The obvious place to start is Marouane Fellaini. Throughout his debut season, Fellaini was strongly criticised by many Manchester United fans, and he unquestionably struggled to adapt to the expectations of playing for a bigger club. However, the circumstances for the Belgian were extremely difficult – he was making the step up personally, yet found himself being asked to raise the standard of a side enduring their worst run for decades. That’s a tough task for any player, and when Fellaini was considered the teacher’s pet, having followed David Moyes from Everton, it became an even more difficult situation.

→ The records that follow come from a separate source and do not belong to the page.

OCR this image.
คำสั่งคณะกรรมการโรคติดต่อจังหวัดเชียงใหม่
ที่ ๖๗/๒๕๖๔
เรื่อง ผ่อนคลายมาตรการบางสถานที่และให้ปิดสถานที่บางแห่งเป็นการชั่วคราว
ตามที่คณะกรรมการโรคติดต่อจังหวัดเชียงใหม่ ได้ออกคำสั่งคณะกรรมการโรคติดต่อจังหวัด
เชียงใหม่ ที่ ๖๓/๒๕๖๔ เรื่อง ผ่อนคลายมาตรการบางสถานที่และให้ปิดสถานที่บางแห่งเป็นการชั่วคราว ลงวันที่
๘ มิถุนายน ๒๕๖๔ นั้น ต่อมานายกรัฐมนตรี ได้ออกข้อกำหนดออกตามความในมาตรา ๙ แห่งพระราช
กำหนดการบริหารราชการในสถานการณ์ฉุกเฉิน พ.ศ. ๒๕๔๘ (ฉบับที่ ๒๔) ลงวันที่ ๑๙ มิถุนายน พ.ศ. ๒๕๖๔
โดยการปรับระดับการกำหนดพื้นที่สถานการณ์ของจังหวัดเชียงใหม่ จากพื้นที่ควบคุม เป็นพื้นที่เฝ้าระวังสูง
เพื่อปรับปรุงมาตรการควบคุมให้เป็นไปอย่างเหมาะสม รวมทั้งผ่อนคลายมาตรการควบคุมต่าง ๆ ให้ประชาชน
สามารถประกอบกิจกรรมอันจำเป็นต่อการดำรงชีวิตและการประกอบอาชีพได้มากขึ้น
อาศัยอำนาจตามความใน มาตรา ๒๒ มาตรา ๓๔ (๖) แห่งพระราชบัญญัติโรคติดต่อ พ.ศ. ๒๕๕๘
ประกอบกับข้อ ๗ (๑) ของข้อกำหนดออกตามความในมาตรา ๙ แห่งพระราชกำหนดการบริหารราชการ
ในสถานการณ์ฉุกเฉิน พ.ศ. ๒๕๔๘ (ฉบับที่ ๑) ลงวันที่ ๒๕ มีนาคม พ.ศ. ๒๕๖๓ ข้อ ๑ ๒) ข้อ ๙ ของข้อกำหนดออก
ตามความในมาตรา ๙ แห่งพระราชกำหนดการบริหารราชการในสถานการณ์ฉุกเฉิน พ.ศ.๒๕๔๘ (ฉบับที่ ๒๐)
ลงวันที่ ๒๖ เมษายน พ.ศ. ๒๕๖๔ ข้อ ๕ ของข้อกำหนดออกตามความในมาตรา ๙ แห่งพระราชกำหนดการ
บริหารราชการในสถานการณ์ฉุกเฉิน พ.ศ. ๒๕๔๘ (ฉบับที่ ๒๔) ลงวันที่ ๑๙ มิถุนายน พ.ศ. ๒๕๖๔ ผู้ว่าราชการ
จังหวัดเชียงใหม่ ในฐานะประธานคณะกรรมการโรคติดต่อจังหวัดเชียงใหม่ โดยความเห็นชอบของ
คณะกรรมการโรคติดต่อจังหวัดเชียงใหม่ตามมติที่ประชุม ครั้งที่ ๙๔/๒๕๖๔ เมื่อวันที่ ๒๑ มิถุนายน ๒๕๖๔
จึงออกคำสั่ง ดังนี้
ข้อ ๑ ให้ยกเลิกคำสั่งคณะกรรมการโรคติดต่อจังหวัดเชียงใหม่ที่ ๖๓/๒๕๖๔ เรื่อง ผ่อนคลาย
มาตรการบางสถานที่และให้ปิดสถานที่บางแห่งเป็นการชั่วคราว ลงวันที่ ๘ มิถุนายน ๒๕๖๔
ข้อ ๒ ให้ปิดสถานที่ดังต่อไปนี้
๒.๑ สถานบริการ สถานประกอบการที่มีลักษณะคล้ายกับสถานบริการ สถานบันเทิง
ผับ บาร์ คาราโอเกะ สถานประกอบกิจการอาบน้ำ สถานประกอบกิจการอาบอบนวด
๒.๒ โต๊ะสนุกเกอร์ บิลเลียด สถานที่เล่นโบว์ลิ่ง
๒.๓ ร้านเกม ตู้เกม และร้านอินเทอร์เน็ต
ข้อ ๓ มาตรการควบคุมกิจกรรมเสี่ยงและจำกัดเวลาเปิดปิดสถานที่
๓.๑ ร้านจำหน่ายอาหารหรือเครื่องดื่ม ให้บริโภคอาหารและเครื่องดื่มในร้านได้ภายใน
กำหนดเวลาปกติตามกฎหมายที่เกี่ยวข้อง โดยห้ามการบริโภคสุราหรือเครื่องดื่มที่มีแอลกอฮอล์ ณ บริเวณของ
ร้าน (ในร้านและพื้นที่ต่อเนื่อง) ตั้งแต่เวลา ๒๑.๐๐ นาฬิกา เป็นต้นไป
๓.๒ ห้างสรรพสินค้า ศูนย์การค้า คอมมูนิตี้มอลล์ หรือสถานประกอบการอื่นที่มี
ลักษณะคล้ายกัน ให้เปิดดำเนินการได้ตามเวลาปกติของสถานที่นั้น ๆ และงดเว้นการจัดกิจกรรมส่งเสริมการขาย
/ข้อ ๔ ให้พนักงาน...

In recent weeks, Fellaini’s form has improved considerably. Against Stoke he played a reliable role to the right of midfield, shuttling up and down to offer both defensive strength and attacking firepower. His greatest asset remains his heading, and it was encouraging to see him bombing into the box for the opener, a fierce downwards header from Ander Herrera’s left-wing cross. Few players can compete with Fellaini in the air, especially when he arrives at the far post, and he’d also caused problems in this respect against Arsenal. His all-round game was good. As well as excelling in the air, he tackled back reliably.
His passing was also neat and tidy, complementing his goal threat from right-sided positions.
It was obvious from Fellaini’s time at Everton, however, that he was a quality player. An even bigger surprise has been the form of Ashley Young and Antonio Valencia, who had both endured two poor years – even in Ferguson’s final title-winning season, both were extremely underwhelming.
These two have been reinvented as full-backs under Van Gaal, and despite some nervous moments during their first few games in those positions, they seem to have adjusted well.
Valencia always had those qualities – he’s a rare old-school outside-right who eternally goes down the line rather than cutting inside, and became a Ferguson favourite for his defensive discipline too, often tracking dangerous opposition left-backs nicely. However, he always seemed to panic when used at right-back.
Now, he seems more calm and composed with the ball in deep positions, and more intelligent with his ball-winning, staying on his feet rather than diving into tackles. Against Stoke, he intercepted the ball cleanly, and roared past opponents in the final third.
More amazingly, Young did the same on the opposite flank. He’s been forced to adapt to more defensive positions from the outset, playing at left-back during the second half of the opening day defeat against Swansea, where he was arguably responsible for the concession of the winner.
Now, he looks much more competent. Although a rash tackle resulted in a Stoke free-kick in a dangerous position in stoppage-time, which forced David de Gea into a superb save, Young was largely untroubled.
Again, he made a succession of good interceptions, then twisted and turned away from opponents to find space in advanced positions.
There is still more to come from United, and Van Gaal could do with Rooney and Van Persie getting back to their best - not to mention Angel Di Maria showing the form of his first weeks in the Premier League.
Reliable contributions from the support staff are crucial, and the performances of Fellaini, Valencia and Young - three players who many predicted would leave in the summer - have been an unexpected bonus.